The Many Colors of LEGO
One example of a successful reduction is (or was) LEGO. In the 1950s, LEGO started out with 10 colors, slowly increasing to 49 colors by 1995. But in the 2000s, the number of brick colors exploded. This coincided with a dramatic decrease in profitability, although this was not only due to the colors, but due to a general shift in management and also a change in the design teams. In 2004, there were 117 different colors, and LEGO made a staggering loss and was almost bankrupt.
The turnaround came with a new CEO, Jørgen Vig Knudstorp, an ex-McKinsey consultant. Among other measures, he drastically reduced the number of brick and color variants. In the graph below, you can see a significant reduction in the number of colors between 2004 and 2008. In 2009 there were only 71 colors. LEGO became profitable again. The reduction in variants was not the only reason, but it definitely helped. Since then, LEGO held the number of colors almost constant between 72 and 78. (Source: Rebrickable)
Overall, the number of product, component, and part variants has a significant influence on your business success, both positive and negative. Finding the right balance is difficult, and my gut feeling tells me that many companies have too many variants for their own good. Now, go out, reduce the number of part and component variants, and organize your industry!
5 thoughts on “How to Reduce Part Variants”
Depending on the industry, a change of a component is not always just another design and you may need to re-validate the end-product. Those changes are very critical e.g. in the medical device field where you have to proof functionality and sometimes redo biocompatibility tests for the components. In generally I support your statements, BUT………
True. Changing a design may have a follow up of expensive testing and paperwork. Not only in medical, also in automotive, aircraft, and others. That’s why a proactive change is better than a reactive, since you have to test and certify a new design anyway…

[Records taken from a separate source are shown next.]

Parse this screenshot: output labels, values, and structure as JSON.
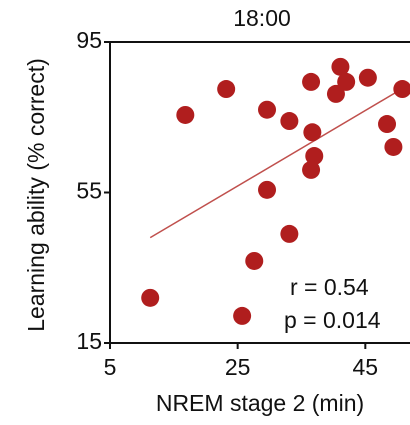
{
  "chart_data": {
    "type": "scatter",
    "title": "18:00",
    "x_label": "NREM stage 2 (min)",
    "y_label": "Learning ability (% correct)",
    "x": [
      11.3,
      16.8,
      23.2,
      29.6,
      33.1,
      36.5,
      41.1,
      42,
      40.4,
      45.4,
      50.8,
      36.7,
      37,
      36.5,
      48.4,
      49.4,
      29.6,
      33.1,
      27.6,
      25.7
    ],
    "values": [
      27,
      75.6,
      82.5,
      77,
      74,
      84.4,
      88.4,
      84.4,
      81.2,
      85.5,
      82.5,
      71,
      64.7,
      61,
      73.2,
      67.1,
      55.7,
      44,
      36.8,
      22.2
    ],
    "color": "#b01e1e",
    "fit": {
      "x": [
        11.3,
        51.2
      ],
      "y": [
        43,
        83
      ],
      "color": "#c0504d"
    },
    "annotations": [
      "r = 0.54",
      "p = 0.014"
    ],
    "xlim": [
      5,
      52
    ],
    "ylim": [
      15,
      95
    ],
    "xticks": [
      5,
      25,
      45
    ],
    "yticks": [
      15,
      55,
      95
    ],
    "grid": false
  }
}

This reminds me of the work done by Boothroyd & Dewhurst at Uni of Rhode Island – “Design for Manufacturing and Assembly (DFMA).” It was more focused on parts consolidation in a single assembly design vs having an assembly that can be repurposed across multiple products. The DFMA analysis did assign a significant penalty for using multiple different vs a single fastener type.
I am also reminded that manufacturers will leave in the hardware or modules which contain the full functionality but “cripple” it at the user interface. On my 2009 truck, I was able to easily add both intermittent windshield wipers and cruise control because the wiring and “smarts” were already there – at a significant discount versus buying a the next level up model.
Very good points. My recent research topic is very relevant to this. Is there any more in-depth paper research on this? I would like to try to solve its optimization problem based on this research scenario.
Hi Lin, sorry, but I don’t have any in depth papers. I recently focus more on blogging and books rather than academic papers.